A number of Nasser's players have returned to Winslow and many have followed him into the teaching and coaching professions. Among these are current Athletic Director and girls' basketball coach Don Petranovich and current baseball coach Art Griffith.  Even more such former players have contributed to sports as umpires or referees. Crannie Hysong was a fine player who became an excellent coach in both football and track. He was a head track coach before his move to Peoria. His son was an Olympic pole vault champion.

Ted Wilcox was a Native American quarterback for Nasser and an excellent multi-sport athlete. He served the community as a teacher, coach and principal before his death.

Nasser will cite his two High School All American players as Gene Goldsberry, who was an offensive lineman and defensive linebacker and Gary Cox, who was an exceptional running back.

Nasser's own son Danny played four years for him and was an outstanding player on offense and defense. He was also one of the lightest heavyweight wrestling champions in the state during his career.

Among the many noteworthy accomplishments of Nasser was the teaching of literally hundreds of children how to swim each summer.

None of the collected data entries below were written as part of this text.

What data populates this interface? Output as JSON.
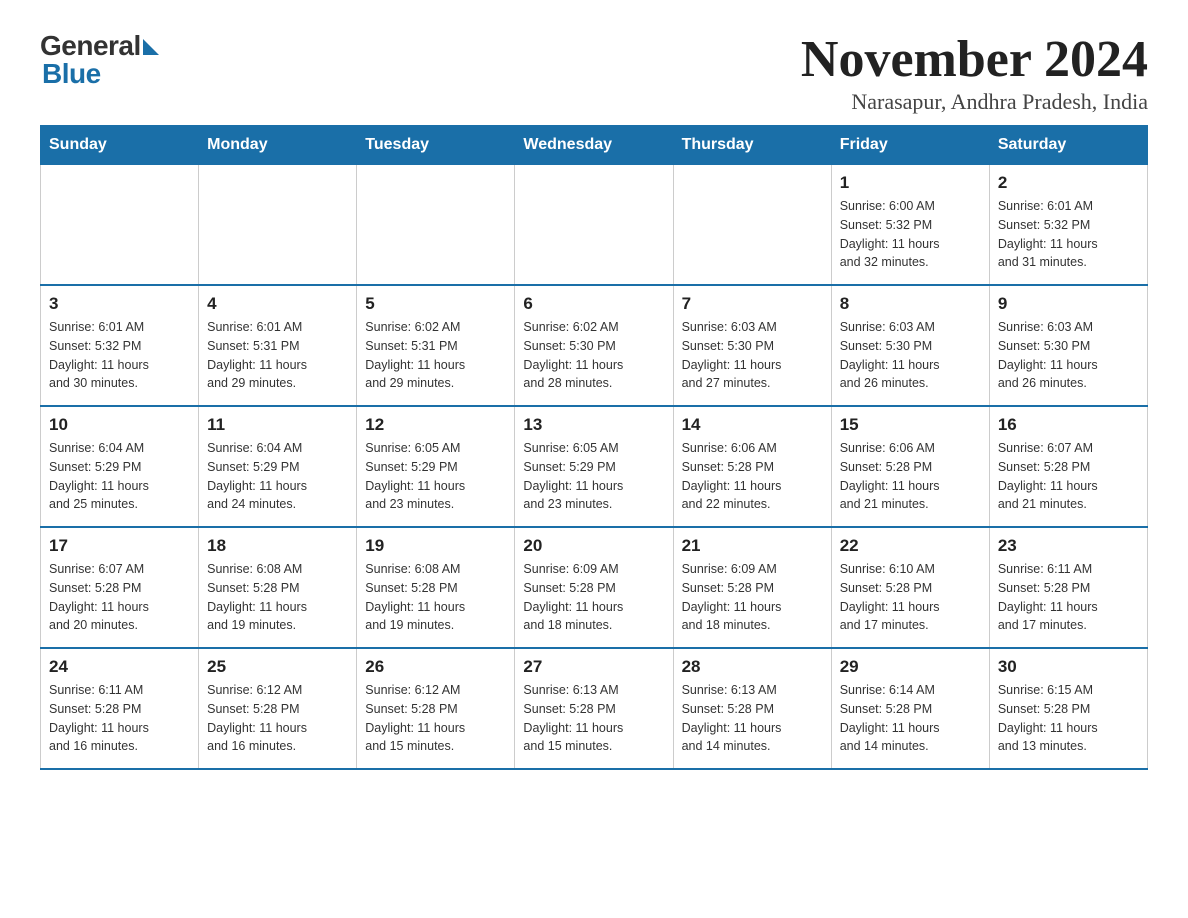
{
  "header": {
    "month_year": "November 2024",
    "location": "Narasapur, Andhra Pradesh, India",
    "logo_general": "General",
    "logo_blue": "Blue"
  },
  "weekdays": [
    "Sunday",
    "Monday",
    "Tuesday",
    "Wednesday",
    "Thursday",
    "Friday",
    "Saturday"
  ],
  "weeks": [
    [
      {
        "day": "",
        "info": ""
      },
      {
        "day": "",
        "info": ""
      },
      {
        "day": "",
        "info": ""
      },
      {
        "day": "",
        "info": ""
      },
      {
        "day": "",
        "info": ""
      },
      {
        "day": "1",
        "info": "Sunrise: 6:00 AM\nSunset: 5:32 PM\nDaylight: 11 hours\nand 32 minutes."
      },
      {
        "day": "2",
        "info": "Sunrise: 6:01 AM\nSunset: 5:32 PM\nDaylight: 11 hours\nand 31 minutes."
      }
    ],
    [
      {
        "day": "3",
        "info": "Sunrise: 6:01 AM\nSunset: 5:32 PM\nDaylight: 11 hours\nand 30 minutes."
      },
      {
        "day": "4",
        "info": "Sunrise: 6:01 AM\nSunset: 5:31 PM\nDaylight: 11 hours\nand 29 minutes."
      },
      {
        "day": "5",
        "info": "Sunrise: 6:02 AM\nSunset: 5:31 PM\nDaylight: 11 hours\nand 29 minutes."
      },
      {
        "day": "6",
        "info": "Sunrise: 6:02 AM\nSunset: 5:30 PM\nDaylight: 11 hours\nand 28 minutes."
      },
      {
        "day": "7",
        "info": "Sunrise: 6:03 AM\nSunset: 5:30 PM\nDaylight: 11 hours\nand 27 minutes."
      },
      {
        "day": "8",
        "info": "Sunrise: 6:03 AM\nSunset: 5:30 PM\nDaylight: 11 hours\nand 26 minutes."
      },
      {
        "day": "9",
        "info": "Sunrise: 6:03 AM\nSunset: 5:30 PM\nDaylight: 11 hours\nand 26 minutes."
      }
    ],
    [
      {
        "day": "10",
        "info": "Sunrise: 6:04 AM\nSunset: 5:29 PM\nDaylight: 11 hours\nand 25 minutes."
      },
      {
        "day": "11",
        "info": "Sunrise: 6:04 AM\nSunset: 5:29 PM\nDaylight: 11 hours\nand 24 minutes."
      },
      {
        "day": "12",
        "info": "Sunrise: 6:05 AM\nSunset: 5:29 PM\nDaylight: 11 hours\nand 23 minutes."
      },
      {
        "day": "13",
        "info": "Sunrise: 6:05 AM\nSunset: 5:29 PM\nDaylight: 11 hours\nand 23 minutes."
      },
      {
        "day": "14",
        "info": "Sunrise: 6:06 AM\nSunset: 5:28 PM\nDaylight: 11 hours\nand 22 minutes."
      },
      {
        "day": "15",
        "info": "Sunrise: 6:06 AM\nSunset: 5:28 PM\nDaylight: 11 hours\nand 21 minutes."
      },
      {
        "day": "16",
        "info": "Sunrise: 6:07 AM\nSunset: 5:28 PM\nDaylight: 11 hours\nand 21 minutes."
      }
    ],
    [
      {
        "day": "17",
        "info": "Sunrise: 6:07 AM\nSunset: 5:28 PM\nDaylight: 11 hours\nand 20 minutes."
      },
      {
        "day": "18",
        "info": "Sunrise: 6:08 AM\nSunset: 5:28 PM\nDaylight: 11 hours\nand 19 minutes."
      },
      {
        "day": "19",
        "info": "Sunrise: 6:08 AM\nSunset: 5:28 PM\nDaylight: 11 hours\nand 19 minutes."
      },
      {
        "day": "20",
        "info": "Sunrise: 6:09 AM\nSunset: 5:28 PM\nDaylight: 11 hours\nand 18 minutes."
      },
      {
        "day": "21",
        "info": "Sunrise: 6:09 AM\nSunset: 5:28 PM\nDaylight: 11 hours\nand 18 minutes."
      },
      {
        "day": "22",
        "info": "Sunrise: 6:10 AM\nSunset: 5:28 PM\nDaylight: 11 hours\nand 17 minutes."
      },
      {
        "day": "23",
        "info": "Sunrise: 6:11 AM\nSunset: 5:28 PM\nDaylight: 11 hours\nand 17 minutes."
      }
    ],
    [
      {
        "day": "24",
        "info": "Sunrise: 6:11 AM\nSunset: 5:28 PM\nDaylight: 11 hours\nand 16 minutes."
      },
      {
        "day": "25",
        "info": "Sunrise: 6:12 AM\nSunset: 5:28 PM\nDaylight: 11 hours\nand 16 minutes."
      },
      {
        "day": "26",
        "info": "Sunrise: 6:12 AM\nSunset: 5:28 PM\nDaylight: 11 hours\nand 15 minutes."
      },
      {
        "day": "27",
        "info": "Sunrise: 6:13 AM\nSunset: 5:28 PM\nDaylight: 11 hours\nand 15 minutes."
      },
      {
        "day": "28",
        "info": "Sunrise: 6:13 AM\nSunset: 5:28 PM\nDaylight: 11 hours\nand 14 minutes."
      },
      {
        "day": "29",
        "info": "Sunrise: 6:14 AM\nSunset: 5:28 PM\nDaylight: 11 hours\nand 14 minutes."
      },
      {
        "day": "30",
        "info": "Sunrise: 6:15 AM\nSunset: 5:28 PM\nDaylight: 11 hours\nand 13 minutes."
      }
    ]
  ]
}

There is no telling how many lives he saved by imparting this vital knowledge and skill with free swimming lessons.

Much of his success in his duties as swimming pool manager and as city parks manager was due to the support of city councilmen Bus Mead and Tony Kolomitz. Both recognized the value of the programs Nasser wanted the city to offer and saw that he got the opportunity to provide them.

Nasser brought football and all sports in Winslow to a better level than it had been before, though the town had enjoyed some good players and teams in moat sports. It is difficult to imagine where Winslow sports would be without Nasser, but it is impossible to think that it would be any better. The success of sports in Winslow is, at least in large part, due to the presence of Emil Nasser at a critical time in its history.